Getting the Independent vote, more people registering as Independent
Ahead of Tuesday’s midterm election, a growing number of people seem to be claiming no party affiliation and those Independents could end up playing a crucial role in the outcome.
An analysis by non-profit news organization 'South Dakota News Watch' said Independent voters will likely be key, especially in South Dakota’s gubernatorial election. This as the state and the nation continue to see more people registering along non-traditional party lines.
“I think there’s a lot of, sometimes, a lot of shame involved with what political party you're involved with,” Sioux Falls voter Joe Hiatt said.
South Dakota has been following a national trend of more people registering as Independents or "no party affiliation." According to 'South Dakota News Watch', the Secretary of State’s office said more than 126,000 people in the state are registered Independents.

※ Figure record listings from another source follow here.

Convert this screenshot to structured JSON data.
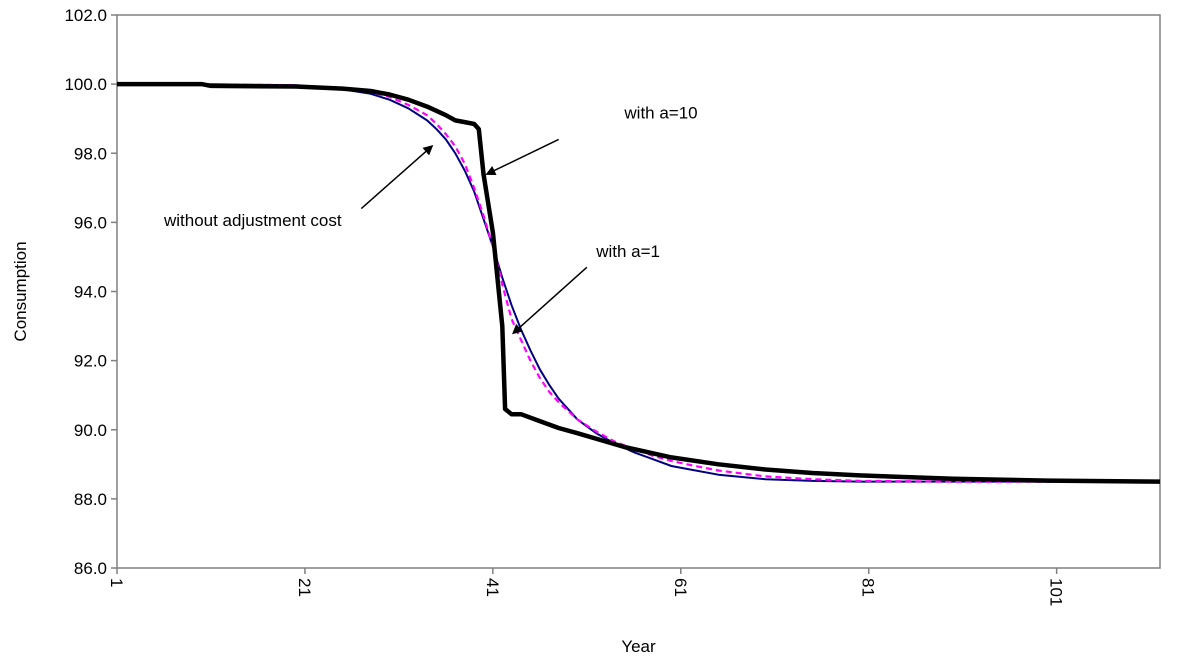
{
  "chart_data": {
    "type": "line",
    "xlabel": "Year",
    "ylabel": "Consumption",
    "xlim": [
      1,
      112
    ],
    "ylim": [
      86.0,
      102.0
    ],
    "y_ticks": [
      "86.0",
      "88.0",
      "90.0",
      "92.0",
      "94.0",
      "96.0",
      "98.0",
      "100.0",
      "102.0"
    ],
    "x_ticks": [
      "1",
      "21",
      "41",
      "61",
      "81",
      "101"
    ],
    "grid": false,
    "legend": "none",
    "series": [
      {
        "color": "#000080",
        "style": "solid-thin",
        "x": [
          1,
          10,
          20,
          25,
          28,
          30,
          32,
          34,
          35,
          36,
          37,
          38,
          39,
          40,
          41,
          42,
          43,
          44,
          45,
          46,
          47,
          48,
          50,
          52,
          54,
          56,
          58,
          60,
          62,
          65,
          70,
          75,
          80,
          90,
          100,
          112
        ],
        "values": [
          100.0,
          100.0,
          99.97,
          99.85,
          99.72,
          99.55,
          99.3,
          98.95,
          98.7,
          98.4,
          98.0,
          97.5,
          96.9,
          96.1,
          95.3,
          94.4,
          93.6,
          92.9,
          92.3,
          91.75,
          91.3,
          90.9,
          90.3,
          89.9,
          89.6,
          89.35,
          89.15,
          88.95,
          88.85,
          88.7,
          88.57,
          88.52,
          88.5,
          88.5,
          88.5,
          88.5
        ]
      },
      {
        "color": "#ff00ff",
        "style": "dashed",
        "x": [
          1,
          10,
          20,
          25,
          28,
          30,
          32,
          34,
          35,
          36,
          37,
          38,
          39,
          40,
          41,
          41.5,
          42,
          43,
          44,
          45,
          46,
          47,
          48,
          50,
          52,
          54,
          56,
          58,
          60,
          62,
          65,
          70,
          75,
          80,
          90,
          100,
          112
        ],
        "values": [
          100.0,
          100.0,
          99.97,
          99.88,
          99.78,
          99.63,
          99.4,
          99.1,
          98.85,
          98.55,
          98.2,
          97.7,
          97.0,
          96.2,
          95.3,
          94.8,
          94.2,
          93.2,
          92.6,
          92.0,
          91.5,
          91.1,
          90.8,
          90.3,
          89.95,
          89.65,
          89.45,
          89.25,
          89.1,
          88.98,
          88.82,
          88.65,
          88.57,
          88.52,
          88.5,
          88.5,
          88.5
        ]
      },
      {
        "color": "#000000",
        "style": "solid-thick",
        "x": [
          1,
          10,
          11,
          20,
          25,
          28,
          30,
          32,
          34,
          36,
          37,
          38,
          39,
          39.5,
          40,
          41,
          42,
          42.3,
          43,
          44,
          46,
          48,
          50,
          55,
          60,
          65,
          70,
          75,
          80,
          90,
          100,
          112
        ],
        "values": [
          100.0,
          100.0,
          99.95,
          99.93,
          99.87,
          99.8,
          99.7,
          99.55,
          99.35,
          99.1,
          98.95,
          98.9,
          98.85,
          98.7,
          97.4,
          95.7,
          93.0,
          90.6,
          90.45,
          90.45,
          90.25,
          90.05,
          89.9,
          89.5,
          89.2,
          89.0,
          88.85,
          88.75,
          88.68,
          88.58,
          88.53,
          88.5
        ]
      }
    ],
    "annotations": [
      {
        "text": "with a=10",
        "tx": 55,
        "ty": 99.0,
        "ax0": 48,
        "ay0": 98.4,
        "ax1": 40.4,
        "ay1": 97.4
      },
      {
        "text": "without adjustment cost",
        "tx": 6,
        "ty": 95.9,
        "ax0": 27,
        "ay0": 96.4,
        "ax1": 34.5,
        "ay1": 98.2
      },
      {
        "text": "with a=1",
        "tx": 52,
        "ty": 95.0,
        "ax0": 51,
        "ay0": 94.7,
        "ax1": 43.2,
        "ay1": 92.8
      }
    ]
  }
}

“It’s not very surprising because I think people are becoming a little bit more developed in their thought processes and just not following party lines,” Sioux Falls voter Taylor Suess said.
Julia Hellwege is an assistant political science professor at USD and said she’s noticed more people saying they're tired of career politicians and established political parties.
“And that we really need to spend more time really studding the candidates and studying the issues. A lot of people want to hear more of the complex story is what they're saying,” Hellwege said.
“Depending on where you are, it could be an even split between who just tends to stay Republican or stay voting Democrat. By catching all those intermediate voters that’s where you can gain the biggest advantage politically,” Suess said.
Hellwege said having more Independent voters means more work for candidates.
“They as candidates can’t simply rely on that party affiliation. They need to speak to Independents who usually are moderates,” Hellwege said.
Both parties have been working on just that.
“Independents are voters that we want to vote for us because they have not already expressed interest in voting Democrat. So we make specialized pitches to that demographic with post cards and mailings and such,” South Dakota Republican Party Finance Director Dave Roetman said.
“It’s always great to have more people coming to your events and you don’t have to motivate them as much if they're already a Democrat. But, totally respect that people are deciding to be Independents. People just don’t feel connected to either party as much these days and we understand that. So we are just working to bring people in now,” South Dakota Democratic Party Executive Director Sam Parkinson said.
Hellwege said being an Independent voter also usually means more work as they tend to spend more time than voters who fall along traditional party lines researching the candidates.
A lot of activist groups are saying no matter you party affiliation it’s important to get out and vote Tuesday to have your voice heard.